Dennis’s throat tightens. He doesn’t know quite how to react to that piece of information. On one hand, his mother was never outward in her negative feelings towards him. On the other, she was a shell of a woman, as he remembered, cowering behind the domineering figure of his father. She sat in the shadow of him at the pulpit, eyes lowered as he preached words that further bound her to that pew in the front row. Words that ripped Dennis’s soul in two like communion wafers every Sunday morning.

Henry continues. “You need to come home. It’s any day now.”

The word ‘home’ leaves a bitter taste in Dennis’ mouth. That house hasn’t been home in a very long time. Maybe it never was home. But Dennis can’t leave his dying mother in the hands of those who believe that medical care is against the will of God. If he’s there, he could at least do some good. And isn’t that all he craves? To be good?
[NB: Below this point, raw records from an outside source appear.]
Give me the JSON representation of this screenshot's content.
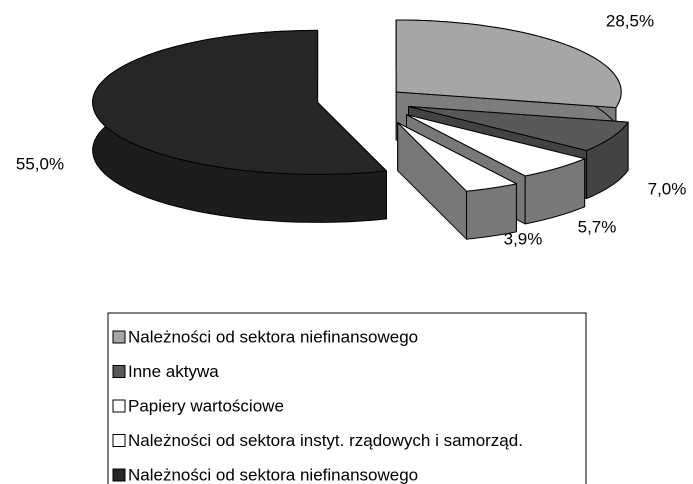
{
  "chart_data": {
    "type": "pie3d",
    "series": [
      {
        "name": "Należności od sektora niefinansowego",
        "color": "#a6a6a6",
        "values": [
          28.5
        ],
        "value_labels": [
          "28,5%"
        ]
      },
      {
        "name": "Inne aktywa",
        "color": "#595959",
        "values": [
          7.0
        ],
        "value_labels": [
          "7,0%"
        ]
      },
      {
        "name": "Papiery wartościowe",
        "color": "#ffffff",
        "values": [
          5.7
        ],
        "value_labels": [
          "5,7%"
        ]
      },
      {
        "name": "Należności od sektora instyt. rządowych i samorząd.",
        "color": "#ffffff",
        "values": [
          3.9
        ],
        "value_labels": [
          "3,9%"
        ]
      },
      {
        "name": "Należności od sektora niefinansowego",
        "color": "#262626",
        "values": [
          55.0
        ],
        "value_labels": [
          "55,0%"
        ]
      }
    ]
  }
}
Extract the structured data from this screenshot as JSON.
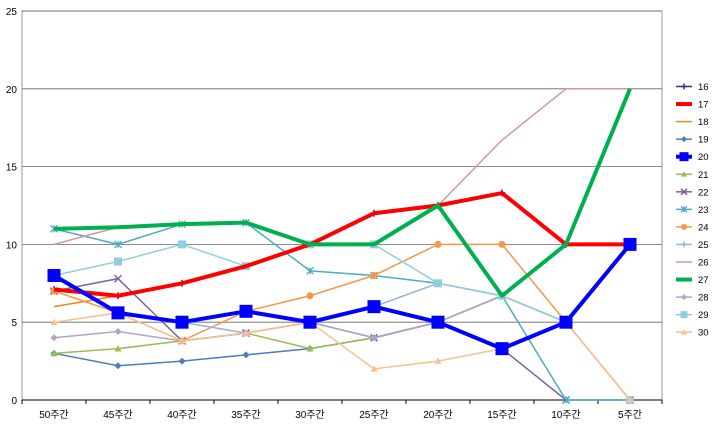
{
  "chart_data": {
    "type": "line",
    "title": "",
    "xlabel": "",
    "ylabel": "",
    "ylim": [
      0,
      25
    ],
    "yticks": [
      0,
      5,
      10,
      15,
      20,
      25
    ],
    "grid": "horizontal",
    "legend_position": "right",
    "categories": [
      "50주간",
      "45주간",
      "40주간",
      "35주간",
      "30주간",
      "25주간",
      "20주간",
      "15주간",
      "10주간",
      "5주간"
    ],
    "series": [
      {
        "name": "16",
        "color": "#4b2d7f",
        "width": 1.5,
        "marker": "plus",
        "values": [
          7.1,
          6.7,
          7.5,
          8.6,
          10.0,
          12.0,
          12.5,
          13.3,
          10.0,
          10.0
        ]
      },
      {
        "name": "17",
        "color": "#ff0000",
        "width": 4,
        "marker": "none",
        "values": [
          7.1,
          6.7,
          7.5,
          8.6,
          10.0,
          12.0,
          12.5,
          13.3,
          10.0,
          10.0
        ]
      },
      {
        "name": "18",
        "color": "#f58220",
        "width": 1.5,
        "marker": "none",
        "values": [
          6.0,
          6.7,
          7.5,
          8.6,
          10.0,
          12.0,
          12.5,
          13.3,
          10.0,
          10.0
        ]
      },
      {
        "name": "19",
        "color": "#4a7ebb",
        "width": 1.5,
        "marker": "diamond",
        "values": [
          3.0,
          2.2,
          2.5,
          2.9,
          3.3,
          4.0,
          5.0,
          6.7,
          10.0,
          10.0
        ]
      },
      {
        "name": "20",
        "color": "#0000ff",
        "width": 4,
        "marker": "square",
        "values": [
          8.0,
          5.6,
          5.0,
          5.7,
          5.0,
          6.0,
          5.0,
          3.3,
          5.0,
          10.0
        ]
      },
      {
        "name": "21",
        "color": "#9bbb59",
        "width": 1.5,
        "marker": "triangle",
        "values": [
          3.0,
          3.3,
          3.8,
          4.3,
          3.3,
          4.0,
          5.0,
          6.7,
          5.0,
          0.0
        ]
      },
      {
        "name": "22",
        "color": "#7f5f9f",
        "width": 1.5,
        "marker": "x",
        "values": [
          7.0,
          7.8,
          3.8,
          4.3,
          5.0,
          4.0,
          5.0,
          3.3,
          0.0,
          0.0
        ]
      },
      {
        "name": "23",
        "color": "#4bacc6",
        "width": 1.5,
        "marker": "star",
        "values": [
          11.0,
          10.0,
          11.3,
          11.4,
          8.3,
          8.0,
          7.5,
          6.7,
          0.0,
          0.0
        ]
      },
      {
        "name": "24",
        "color": "#f79646",
        "width": 1.5,
        "marker": "circle",
        "values": [
          7.0,
          5.6,
          3.8,
          5.7,
          6.7,
          8.0,
          10.0,
          10.0,
          5.0,
          0.0
        ]
      },
      {
        "name": "25",
        "color": "#95b3d7",
        "width": 1.5,
        "marker": "plus",
        "values": [
          8.0,
          5.6,
          5.0,
          4.3,
          5.0,
          6.0,
          7.5,
          6.7,
          5.0,
          10.0
        ]
      },
      {
        "name": "26",
        "color": "#d99694",
        "width": 1.5,
        "marker": "none",
        "values": [
          10.0,
          11.1,
          11.3,
          11.4,
          10.0,
          12.0,
          12.5,
          16.7,
          20.0,
          20.0
        ]
      },
      {
        "name": "27",
        "color": "#00b050",
        "width": 4,
        "marker": "none",
        "values": [
          11.0,
          11.1,
          11.3,
          11.4,
          10.0,
          10.0,
          12.5,
          6.7,
          10.0,
          20.0
        ]
      },
      {
        "name": "28",
        "color": "#b3a2c7",
        "width": 1.5,
        "marker": "diamond",
        "values": [
          4.0,
          4.4,
          3.8,
          4.3,
          5.0,
          4.0,
          5.0,
          6.7,
          5.0,
          10.0
        ]
      },
      {
        "name": "29",
        "color": "#93cddd",
        "width": 1.5,
        "marker": "square",
        "values": [
          8.0,
          8.9,
          10.0,
          8.6,
          10.0,
          10.0,
          7.5,
          6.7,
          5.0,
          0.0
        ]
      },
      {
        "name": "30",
        "color": "#fac090",
        "width": 1.5,
        "marker": "triangle",
        "values": [
          5.0,
          5.6,
          3.8,
          4.3,
          5.0,
          2.0,
          2.5,
          3.3,
          5.0,
          0.0
        ]
      }
    ]
  }
}
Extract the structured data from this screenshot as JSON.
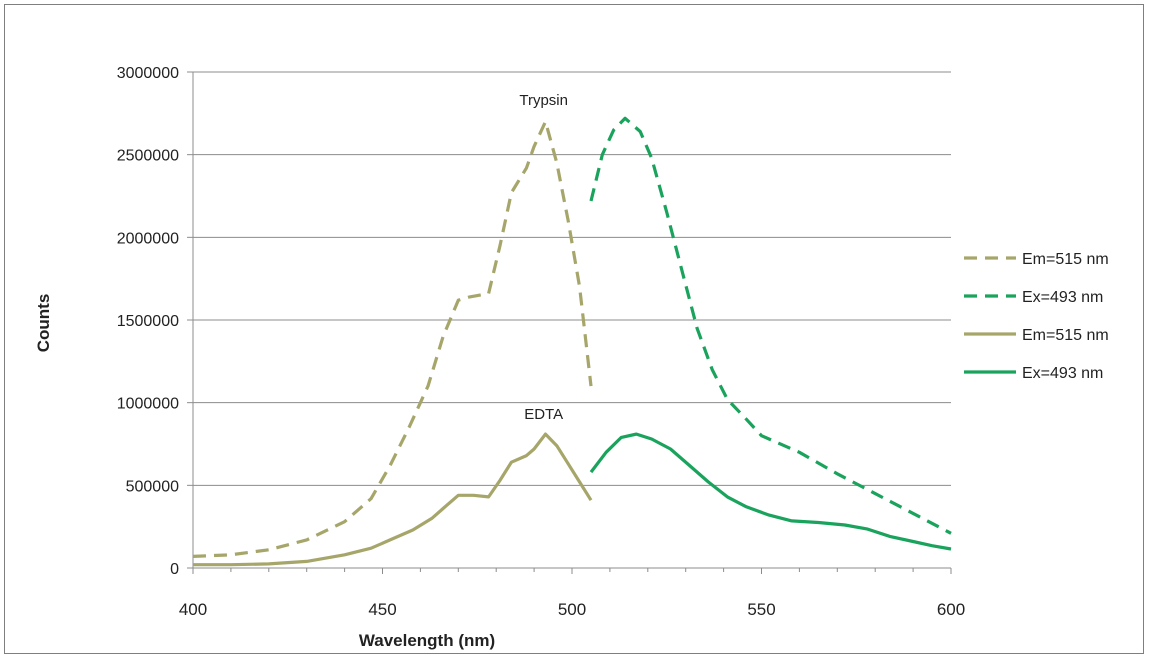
{
  "chart_data": {
    "type": "line",
    "xlabel": "Wavelength (nm)",
    "ylabel": "Counts",
    "xlim": [
      400,
      600
    ],
    "ylim": [
      0,
      3000000
    ],
    "x_ticks": [
      "400",
      "450",
      "500",
      "550",
      "600"
    ],
    "y_ticks": [
      "0",
      "500000",
      "1000000",
      "1500000",
      "2000000",
      "2500000",
      "3000000"
    ],
    "grid": "horizontal",
    "legend_position": "right",
    "annotations": [
      {
        "text": "Trypsin",
        "x": 492,
        "y": 2800000
      },
      {
        "text": "EDTA",
        "x": 492,
        "y": 900000
      }
    ],
    "series": [
      {
        "name": "Em=515 nm",
        "color": "#a6a66b",
        "dash": true,
        "points": [
          [
            400,
            70000
          ],
          [
            410,
            80000
          ],
          [
            420,
            110000
          ],
          [
            430,
            170000
          ],
          [
            440,
            280000
          ],
          [
            447,
            420000
          ],
          [
            452,
            620000
          ],
          [
            457,
            850000
          ],
          [
            462,
            1100000
          ],
          [
            466,
            1400000
          ],
          [
            470,
            1620000
          ],
          [
            473,
            1640000
          ],
          [
            478,
            1660000
          ],
          [
            481,
            1950000
          ],
          [
            484,
            2270000
          ],
          [
            488,
            2420000
          ],
          [
            490,
            2550000
          ],
          [
            493,
            2700000
          ],
          [
            496,
            2450000
          ],
          [
            499,
            2100000
          ],
          [
            502,
            1700000
          ],
          [
            505,
            1100000
          ]
        ]
      },
      {
        "name": "Ex=493 nm",
        "color": "#1aa35c",
        "dash": true,
        "points": [
          [
            505,
            2220000
          ],
          [
            508,
            2500000
          ],
          [
            511,
            2650000
          ],
          [
            514,
            2720000
          ],
          [
            518,
            2640000
          ],
          [
            521,
            2480000
          ],
          [
            525,
            2150000
          ],
          [
            529,
            1800000
          ],
          [
            533,
            1450000
          ],
          [
            537,
            1200000
          ],
          [
            541,
            1020000
          ],
          [
            546,
            900000
          ],
          [
            550,
            800000
          ],
          [
            560,
            700000
          ],
          [
            570,
            570000
          ],
          [
            580,
            450000
          ],
          [
            590,
            330000
          ],
          [
            600,
            210000
          ]
        ]
      },
      {
        "name": "Em=515 nm",
        "color": "#a6a66b",
        "dash": false,
        "points": [
          [
            400,
            20000
          ],
          [
            410,
            20000
          ],
          [
            420,
            25000
          ],
          [
            430,
            40000
          ],
          [
            440,
            80000
          ],
          [
            447,
            120000
          ],
          [
            452,
            170000
          ],
          [
            458,
            230000
          ],
          [
            463,
            300000
          ],
          [
            466,
            360000
          ],
          [
            470,
            440000
          ],
          [
            474,
            440000
          ],
          [
            478,
            430000
          ],
          [
            481,
            530000
          ],
          [
            484,
            640000
          ],
          [
            488,
            680000
          ],
          [
            490,
            720000
          ],
          [
            493,
            810000
          ],
          [
            496,
            740000
          ],
          [
            499,
            630000
          ],
          [
            502,
            520000
          ],
          [
            505,
            410000
          ]
        ]
      },
      {
        "name": "Ex=493 nm",
        "color": "#1aa35c",
        "dash": false,
        "points": [
          [
            505,
            580000
          ],
          [
            509,
            700000
          ],
          [
            513,
            790000
          ],
          [
            517,
            810000
          ],
          [
            521,
            780000
          ],
          [
            526,
            720000
          ],
          [
            531,
            620000
          ],
          [
            536,
            520000
          ],
          [
            541,
            430000
          ],
          [
            546,
            370000
          ],
          [
            552,
            320000
          ],
          [
            558,
            285000
          ],
          [
            565,
            275000
          ],
          [
            572,
            260000
          ],
          [
            578,
            235000
          ],
          [
            584,
            190000
          ],
          [
            590,
            160000
          ],
          [
            595,
            135000
          ],
          [
            600,
            115000
          ]
        ]
      }
    ]
  }
}
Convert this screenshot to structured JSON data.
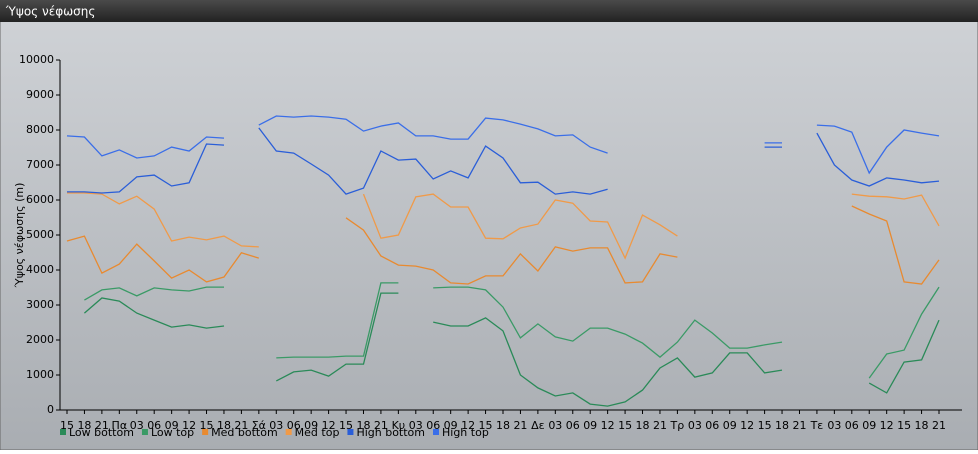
{
  "chart_data": {
    "type": "line",
    "title": "Ύψος νέφωσης",
    "y_label": "Ύψος νέφωσης (m)",
    "categories": [
      "15",
      "18",
      "21",
      "Πα",
      "03",
      "06",
      "09",
      "12",
      "15",
      "18",
      "21",
      "Σά",
      "03",
      "06",
      "09",
      "12",
      "15",
      "18",
      "21",
      "Κυ",
      "03",
      "06",
      "09",
      "12",
      "15",
      "18",
      "21",
      "Δε",
      "03",
      "06",
      "09",
      "12",
      "15",
      "18",
      "21",
      "Τρ",
      "03",
      "06",
      "09",
      "12",
      "15",
      "18",
      "21",
      "Τε",
      "03",
      "06",
      "09",
      "12",
      "15",
      "18",
      "21"
    ],
    "ylim": [
      0,
      10000
    ],
    "yticks": [
      0,
      1000,
      2000,
      3000,
      4000,
      5000,
      6000,
      7000,
      8000,
      9000,
      10000
    ],
    "series": [
      {
        "name": "Low bottom",
        "color": "#2a8a58",
        "values": [
          null,
          2770,
          3200,
          3110,
          2770,
          2570,
          2370,
          2430,
          2340,
          2400,
          null,
          null,
          830,
          1090,
          1140,
          970,
          1310,
          1310,
          3340,
          3340,
          null,
          2510,
          2400,
          2400,
          2630,
          2260,
          1000,
          630,
          400,
          490,
          170,
          110,
          230,
          570,
          1200,
          1490,
          940,
          1060,
          1630,
          1630,
          1060,
          1140,
          null,
          null,
          null,
          null,
          770,
          490,
          1370,
          1430,
          2570
        ]
      },
      {
        "name": "Low top",
        "color": "#3a9a66",
        "values": [
          null,
          3140,
          3430,
          3490,
          3260,
          3490,
          3430,
          3400,
          3510,
          3510,
          null,
          null,
          1490,
          1510,
          1510,
          1510,
          1540,
          1540,
          3630,
          3630,
          null,
          3490,
          3510,
          3510,
          3430,
          2940,
          2060,
          2460,
          2090,
          1970,
          2340,
          2340,
          2170,
          1910,
          1510,
          1940,
          2570,
          2200,
          1770,
          1770,
          1860,
          1940,
          null,
          null,
          null,
          null,
          910,
          1600,
          1710,
          2740,
          3510
        ]
      },
      {
        "name": "Med bottom",
        "color": "#e88a30",
        "values": [
          4830,
          4970,
          3910,
          4170,
          4740,
          4260,
          3770,
          4000,
          3660,
          3800,
          4490,
          4340,
          null,
          null,
          null,
          null,
          5490,
          5140,
          4400,
          4140,
          4110,
          4000,
          3630,
          3600,
          3830,
          3830,
          4460,
          3970,
          4660,
          4540,
          4630,
          4630,
          3630,
          3660,
          4460,
          4370,
          null,
          null,
          null,
          null,
          null,
          null,
          null,
          null,
          null,
          5830,
          5600,
          5400,
          3660,
          3600,
          4290
        ]
      },
      {
        "name": "Med top",
        "color": "#f09a48",
        "values": [
          6200,
          6200,
          6170,
          5890,
          6110,
          5740,
          4830,
          4940,
          4860,
          4970,
          4690,
          4660,
          null,
          null,
          null,
          null,
          null,
          6170,
          4910,
          5000,
          6090,
          6170,
          5800,
          5800,
          4910,
          4890,
          5200,
          5310,
          6000,
          5910,
          5400,
          5370,
          4340,
          5570,
          5290,
          4970,
          null,
          null,
          null,
          null,
          null,
          null,
          null,
          null,
          null,
          6170,
          6110,
          6090,
          6030,
          6140,
          5260
        ]
      },
      {
        "name": "High bottom",
        "color": "#2a5ed8",
        "values": [
          6230,
          6230,
          6200,
          6230,
          6660,
          6710,
          6400,
          6490,
          7600,
          7570,
          null,
          8060,
          7400,
          7340,
          7030,
          6710,
          6170,
          6340,
          7400,
          7140,
          7170,
          6600,
          6830,
          6630,
          7540,
          7200,
          6490,
          6510,
          6170,
          6230,
          6170,
          6310,
          null,
          null,
          null,
          null,
          null,
          null,
          null,
          null,
          7510,
          7510,
          null,
          7910,
          7000,
          6570,
          6400,
          6630,
          6570,
          6490,
          6540
        ]
      },
      {
        "name": "High top",
        "color": "#3a6ee8",
        "values": [
          7830,
          7800,
          7260,
          7430,
          7200,
          7260,
          7510,
          7400,
          7800,
          7770,
          null,
          8140,
          8400,
          8370,
          8400,
          8370,
          8310,
          7970,
          8110,
          8200,
          7830,
          7830,
          7740,
          7740,
          8340,
          8290,
          8170,
          8030,
          7830,
          7860,
          7510,
          7340,
          null,
          null,
          null,
          null,
          null,
          null,
          null,
          null,
          7630,
          7630,
          null,
          8140,
          8110,
          7940,
          6770,
          7510,
          8000,
          7910,
          7830
        ]
      }
    ]
  }
}
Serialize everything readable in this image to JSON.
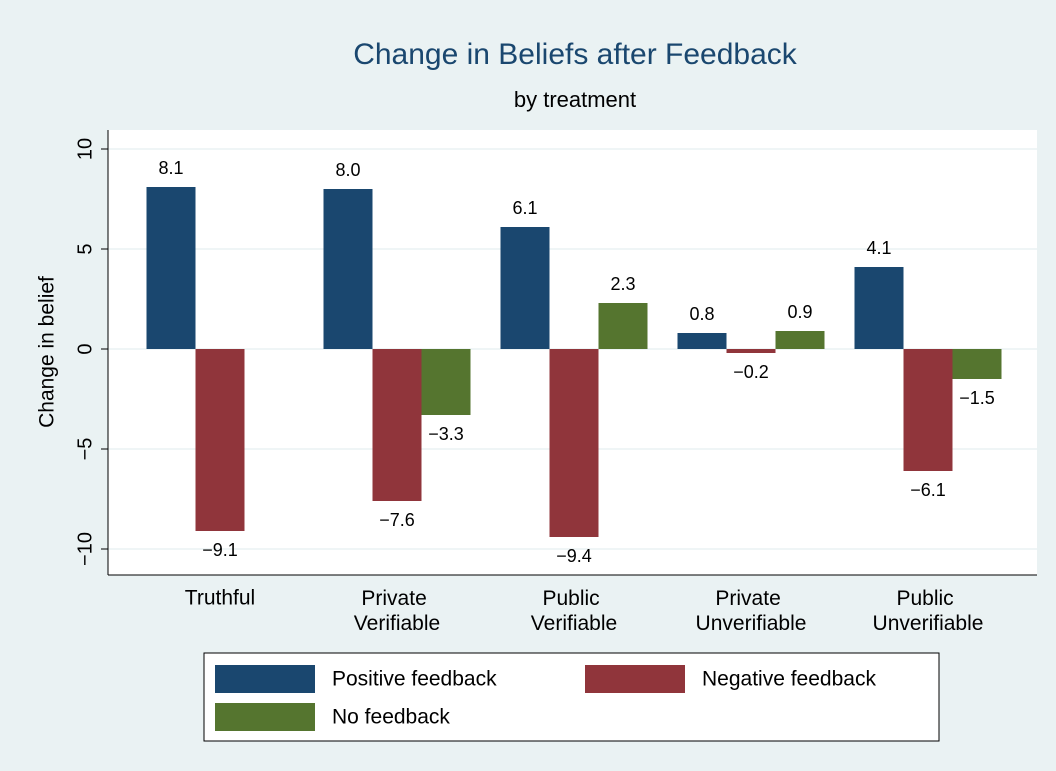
{
  "chart_data": {
    "type": "bar",
    "title": "Change in Beliefs after Feedback",
    "subtitle": "by treatment",
    "y_label": "Change in belief",
    "categories": [
      "Truthful",
      "Private Verifiable",
      "Public Verifiable",
      "Private Unverifiable",
      "Public Unverifiable"
    ],
    "series": [
      {
        "name": "Positive feedback",
        "color": "#1a476f",
        "values": [
          8.1,
          8.0,
          6.1,
          0.8,
          4.1
        ],
        "value_labels": [
          "8.1",
          "8.0",
          "6.1",
          "0.8",
          "4.1"
        ]
      },
      {
        "name": "Negative feedback",
        "color": "#90353b",
        "values": [
          -9.1,
          -7.6,
          -9.4,
          -0.2,
          -6.1
        ],
        "value_labels": [
          "−9.1",
          "−7.6",
          "−9.4",
          "−0.2",
          "−6.1"
        ]
      },
      {
        "name": "No feedback",
        "color": "#55752f",
        "values": [
          null,
          -3.3,
          2.3,
          0.9,
          -1.5
        ],
        "value_labels": [
          null,
          "−3.3",
          "2.3",
          "0.9",
          "−1.5"
        ]
      }
    ],
    "ylim": [
      -11.3,
      10.95
    ],
    "yticks": [
      {
        "value": -10,
        "label": "−10"
      },
      {
        "value": -5,
        "label": "−5"
      },
      0,
      5,
      10
    ],
    "grid": true
  }
}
After a long pause, Dennis replies. “Okay. I’ll be there soon. Thursday, probably.”

“Yeah. Alright then. It’s good to talk to you, brother. It’s been-”

Dennis hangs up the call. He doesn’t want to hear any more of his brother’s awkward, patronising bullshit. Thirteen years. He was a different man now, one who only thought about Nebraska when it got dark. He fiddles with his cross necklace, tracing the smooth silver metal with his fingers, feeling each practiced movement. He holds onto it until he slowly falls asleep, taking comfort in the sharp corners. Father, Son, and Holy Ghost.

Notes:

The patient with the marshmallow to the eye is a real story that happened to me last summer - I got super lucky and only had minor burning and a minor corneal abrasion. Most annoying thing was I couldn't wear eyeliner for like three weeks. Anwayyy, this is my first fic on Ao3 so I hope y'all like it!!!!